Re: The Conjunction Fallacy Fallacy [WAS Re: Anti-singularity spam.]

From: Martin Striz (mstriz@gmail.com)
Date: Wed May 03 2006 - 13:24:09 MDT


On 5/3/06, Richard Loosemore <rpwl@lightlink.com> wrote:

> Human minds are designed for immensely sophisticated forms of cognitive
> processing, and one of these is the ability to interpret questions that
> do not contain enough information to be fully defined (pragmatics). One
> aspect of this process is the use of collected information about the
> kinds of questions that are asked, including the particular kinds of
> information left out in certain situations.

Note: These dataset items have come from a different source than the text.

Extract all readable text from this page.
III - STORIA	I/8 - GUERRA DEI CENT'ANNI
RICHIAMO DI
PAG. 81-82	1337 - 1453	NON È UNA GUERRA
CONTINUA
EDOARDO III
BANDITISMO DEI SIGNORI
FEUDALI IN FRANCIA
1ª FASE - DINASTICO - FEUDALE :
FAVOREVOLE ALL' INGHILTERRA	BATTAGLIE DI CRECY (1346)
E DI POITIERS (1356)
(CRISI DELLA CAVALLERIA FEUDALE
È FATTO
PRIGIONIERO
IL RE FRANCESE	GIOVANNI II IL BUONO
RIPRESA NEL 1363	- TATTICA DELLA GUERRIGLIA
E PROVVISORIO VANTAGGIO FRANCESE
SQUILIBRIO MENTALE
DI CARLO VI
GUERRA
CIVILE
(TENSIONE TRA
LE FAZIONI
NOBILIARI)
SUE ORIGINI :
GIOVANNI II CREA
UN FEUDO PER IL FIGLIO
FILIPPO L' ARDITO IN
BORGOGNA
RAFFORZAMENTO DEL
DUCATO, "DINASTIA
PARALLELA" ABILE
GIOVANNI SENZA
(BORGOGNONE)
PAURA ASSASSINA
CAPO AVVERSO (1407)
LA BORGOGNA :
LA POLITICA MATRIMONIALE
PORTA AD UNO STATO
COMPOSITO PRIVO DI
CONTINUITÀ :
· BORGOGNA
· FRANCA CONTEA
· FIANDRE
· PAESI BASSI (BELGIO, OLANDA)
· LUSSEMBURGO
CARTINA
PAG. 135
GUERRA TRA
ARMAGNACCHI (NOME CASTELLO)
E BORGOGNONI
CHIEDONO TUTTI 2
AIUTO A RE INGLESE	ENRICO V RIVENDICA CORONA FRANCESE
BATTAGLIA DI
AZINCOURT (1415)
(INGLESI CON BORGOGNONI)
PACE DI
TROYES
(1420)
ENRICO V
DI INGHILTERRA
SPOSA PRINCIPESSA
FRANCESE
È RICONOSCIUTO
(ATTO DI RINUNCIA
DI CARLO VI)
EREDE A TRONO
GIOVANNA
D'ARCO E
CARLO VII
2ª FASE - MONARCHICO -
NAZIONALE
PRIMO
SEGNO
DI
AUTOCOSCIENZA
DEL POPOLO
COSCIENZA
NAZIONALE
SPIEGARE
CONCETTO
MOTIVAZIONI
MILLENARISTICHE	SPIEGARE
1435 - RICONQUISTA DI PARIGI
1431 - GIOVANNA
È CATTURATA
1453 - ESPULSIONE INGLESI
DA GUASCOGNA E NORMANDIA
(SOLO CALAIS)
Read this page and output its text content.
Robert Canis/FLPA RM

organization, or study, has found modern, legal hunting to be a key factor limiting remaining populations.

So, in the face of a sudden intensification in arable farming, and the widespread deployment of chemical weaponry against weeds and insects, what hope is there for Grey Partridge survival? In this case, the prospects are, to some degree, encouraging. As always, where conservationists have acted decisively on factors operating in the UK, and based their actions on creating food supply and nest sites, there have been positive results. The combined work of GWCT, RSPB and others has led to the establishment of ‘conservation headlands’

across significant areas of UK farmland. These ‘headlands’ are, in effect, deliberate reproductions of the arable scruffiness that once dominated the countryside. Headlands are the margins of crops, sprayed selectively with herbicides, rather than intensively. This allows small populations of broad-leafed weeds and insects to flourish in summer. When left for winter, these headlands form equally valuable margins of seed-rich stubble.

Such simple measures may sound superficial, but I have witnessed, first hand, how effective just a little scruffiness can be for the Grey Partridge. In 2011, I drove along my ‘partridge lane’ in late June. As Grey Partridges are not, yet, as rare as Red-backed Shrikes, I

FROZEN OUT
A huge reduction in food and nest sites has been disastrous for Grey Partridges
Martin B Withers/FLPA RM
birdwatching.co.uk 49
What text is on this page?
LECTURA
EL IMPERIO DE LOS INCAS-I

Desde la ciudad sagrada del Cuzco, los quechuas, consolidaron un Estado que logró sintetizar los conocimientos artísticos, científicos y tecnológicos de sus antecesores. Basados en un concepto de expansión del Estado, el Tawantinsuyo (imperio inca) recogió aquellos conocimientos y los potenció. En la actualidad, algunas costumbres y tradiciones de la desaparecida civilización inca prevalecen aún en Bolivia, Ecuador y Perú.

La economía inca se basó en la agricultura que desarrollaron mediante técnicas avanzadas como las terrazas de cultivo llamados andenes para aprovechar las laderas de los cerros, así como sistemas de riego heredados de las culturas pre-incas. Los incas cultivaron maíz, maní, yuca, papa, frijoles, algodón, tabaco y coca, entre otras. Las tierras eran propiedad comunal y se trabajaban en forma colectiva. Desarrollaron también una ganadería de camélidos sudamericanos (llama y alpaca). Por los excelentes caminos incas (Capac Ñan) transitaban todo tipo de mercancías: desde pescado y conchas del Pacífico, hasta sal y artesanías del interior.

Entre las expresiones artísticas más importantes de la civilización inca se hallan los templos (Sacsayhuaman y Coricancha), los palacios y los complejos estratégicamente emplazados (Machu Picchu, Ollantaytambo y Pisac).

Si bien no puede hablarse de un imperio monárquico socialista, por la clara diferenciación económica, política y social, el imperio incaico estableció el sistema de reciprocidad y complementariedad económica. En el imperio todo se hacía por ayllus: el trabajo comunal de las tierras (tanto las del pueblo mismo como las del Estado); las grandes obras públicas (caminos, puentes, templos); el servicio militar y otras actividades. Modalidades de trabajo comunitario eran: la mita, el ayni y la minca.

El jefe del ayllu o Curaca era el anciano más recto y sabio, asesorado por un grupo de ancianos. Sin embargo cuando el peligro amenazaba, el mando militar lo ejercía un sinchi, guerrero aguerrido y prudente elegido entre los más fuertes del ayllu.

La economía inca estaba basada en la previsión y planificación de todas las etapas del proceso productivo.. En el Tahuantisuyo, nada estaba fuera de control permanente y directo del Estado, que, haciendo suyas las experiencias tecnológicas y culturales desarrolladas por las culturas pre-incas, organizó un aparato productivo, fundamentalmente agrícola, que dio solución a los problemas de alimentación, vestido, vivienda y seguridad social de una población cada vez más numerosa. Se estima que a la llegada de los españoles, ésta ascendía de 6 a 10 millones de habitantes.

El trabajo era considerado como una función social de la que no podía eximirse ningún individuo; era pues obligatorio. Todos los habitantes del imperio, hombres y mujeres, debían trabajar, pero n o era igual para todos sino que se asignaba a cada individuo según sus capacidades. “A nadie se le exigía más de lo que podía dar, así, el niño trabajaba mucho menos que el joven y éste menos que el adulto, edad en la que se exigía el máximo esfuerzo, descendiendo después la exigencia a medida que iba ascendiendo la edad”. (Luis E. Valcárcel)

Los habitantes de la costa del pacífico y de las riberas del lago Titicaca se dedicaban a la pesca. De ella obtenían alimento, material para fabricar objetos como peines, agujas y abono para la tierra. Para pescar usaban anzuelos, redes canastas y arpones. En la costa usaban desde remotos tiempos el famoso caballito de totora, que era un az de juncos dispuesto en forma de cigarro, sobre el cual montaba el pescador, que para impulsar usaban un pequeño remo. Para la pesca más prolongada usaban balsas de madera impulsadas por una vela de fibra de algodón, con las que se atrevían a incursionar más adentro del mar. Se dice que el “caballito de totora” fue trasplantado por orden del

Thus, in common-or-garden
> nontechnical discourse, the question:
>
> Which of the following is more probable:
> 1) Linda is a bank teller and is active in the feminist movement.
> 2) Linda is a bank teller.
>
> Would quite likely be interpreted as
>
> Which of the following is more probable:
> 1) Linda is a bank teller and is active in the feminist movement.
> 2) Linda is a bank teller and NOT active in the feminist movement.
>
> It just so happens that this question-form is more likely than the form
> that follows the strict logical conjunction. In fact, the strict
> logical form is quite bizarre in normal discourse, and if we intended it
> to actually ask it, we would probably qualify our question in the
> following way:
>
> Which of the following is more probable:
> 1) Linda is a bank teller and is active in the feminist movement.
> 2) Linda is a bank teller, and she might be active in the feminist
> movement or she might not be - we don't know either way.
>
> We would make this qualification precisely because we do not want the
> questioner to bring in the big guns of their cognitive machinery to do a
> reading-between-the-lines job on our question.

Except that, even if you interpret 2) to mean "Linda is a bank teller
and NOT active in the feminist movement," it is still more likely than
1), since far more people are not involved in the feminist movement
than those who are, and people know that. So, it's not a
misinterpretation of the question, it's an actual logical fallacy
based on a psychological phenomenon.